If your crop comes shorter into market than any of theirs, you won't lose your bet, I suppose?
Tompkins won't lord it over you, I suppose,--and you'll pay down your money like a lady, won't you?
I think I see you doing it!" Legree, like many other planters, had but one form of ambition,--to have in the heaviest crop of the season,--and he had several bets on this very present season pending in the next town.

Cassy, therefore, with woman's tact, touched the only string that could be made to vibrate.
"Well, I'll let him off at what he's got," said Legree; "but he shall beg my pardon, and promise better fashions." "That he won't do," said Cassy.
"Won't,--eh ?" "No, he won't," said Cassy.
"I'd like to know _why_, Mistress," said Legree, in the extreme of scorn.
"Because he's done right, and he knows it, and won't say he's done wrong." "Who a cuss cares what he knows?
The nigger shall say what I please, or--" "Or, you'll lose your bet on the cotton crop, by keeping him out of the field, just at this very press." "But he _will_ give up,--course, he will; don't I know what niggers is?
He'll beg like a dog, this morning." "He won't, Simon; you don't know this kind.

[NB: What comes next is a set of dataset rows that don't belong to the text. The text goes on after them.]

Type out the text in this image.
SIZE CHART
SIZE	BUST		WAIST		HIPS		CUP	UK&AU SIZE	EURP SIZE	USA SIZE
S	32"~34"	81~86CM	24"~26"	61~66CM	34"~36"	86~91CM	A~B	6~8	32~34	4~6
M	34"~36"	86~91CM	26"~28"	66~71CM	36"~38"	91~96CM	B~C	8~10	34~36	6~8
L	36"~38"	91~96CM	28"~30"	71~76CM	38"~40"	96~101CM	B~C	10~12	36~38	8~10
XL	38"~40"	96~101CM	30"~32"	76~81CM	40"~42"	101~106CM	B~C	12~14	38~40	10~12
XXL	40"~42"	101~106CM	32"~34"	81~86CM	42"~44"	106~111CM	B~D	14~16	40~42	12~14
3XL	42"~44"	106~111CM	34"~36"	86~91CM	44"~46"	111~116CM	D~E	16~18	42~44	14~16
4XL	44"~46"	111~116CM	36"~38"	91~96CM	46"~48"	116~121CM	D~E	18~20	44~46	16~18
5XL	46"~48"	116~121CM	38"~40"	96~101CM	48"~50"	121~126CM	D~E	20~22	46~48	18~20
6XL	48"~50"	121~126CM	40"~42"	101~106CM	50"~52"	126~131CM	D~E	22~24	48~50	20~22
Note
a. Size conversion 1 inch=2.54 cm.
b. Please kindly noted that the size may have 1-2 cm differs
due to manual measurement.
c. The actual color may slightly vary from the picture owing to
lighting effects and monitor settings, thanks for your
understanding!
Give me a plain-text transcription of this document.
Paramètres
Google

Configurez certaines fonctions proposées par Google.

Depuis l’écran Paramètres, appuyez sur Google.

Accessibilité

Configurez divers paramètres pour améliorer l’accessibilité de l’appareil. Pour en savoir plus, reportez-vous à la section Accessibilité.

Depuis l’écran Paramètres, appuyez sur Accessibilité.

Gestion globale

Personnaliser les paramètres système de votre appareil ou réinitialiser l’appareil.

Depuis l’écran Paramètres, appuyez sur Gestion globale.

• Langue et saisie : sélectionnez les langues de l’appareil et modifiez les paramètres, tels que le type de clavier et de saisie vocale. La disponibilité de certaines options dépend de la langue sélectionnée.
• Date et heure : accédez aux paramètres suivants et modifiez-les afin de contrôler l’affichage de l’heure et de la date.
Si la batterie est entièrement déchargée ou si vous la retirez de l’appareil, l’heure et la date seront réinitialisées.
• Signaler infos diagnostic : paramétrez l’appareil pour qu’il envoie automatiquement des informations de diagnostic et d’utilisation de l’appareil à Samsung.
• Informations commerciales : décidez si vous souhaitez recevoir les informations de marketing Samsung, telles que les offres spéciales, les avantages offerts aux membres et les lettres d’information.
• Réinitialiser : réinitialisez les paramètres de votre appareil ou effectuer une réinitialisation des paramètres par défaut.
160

You may kill him by inches,--you won't get the first word of confession out of him." "We'll see,--where is he ?" said Legree, going out.
"In the waste-room of the gin-house," said Cassy.
Legree, though he talked so stoutly to Cassy, still sallied forth from the house with a degree of misgiving which was not common with him.

His dreams of the past night, mingled with Cassy's prudential suggestions, considerably affected his mind.

He resolved that nobody should be witness of his encounter with Tom; and determined, if he could not subdue him by bullying, to defer his vengeance, to be wreaked in a more convenient season.
The solemn light of dawn--the angelic glory of the morning-star--had looked in through the rude window of the shed where Tom was lying; and, as if descending on that star-beam, came the solemn words, "I am the root and offspring of David, and the bright and morning star." The mysterious warnings and intimations of Cassy, so far from discouraging his soul, in the end had roused it as with a heavenly call.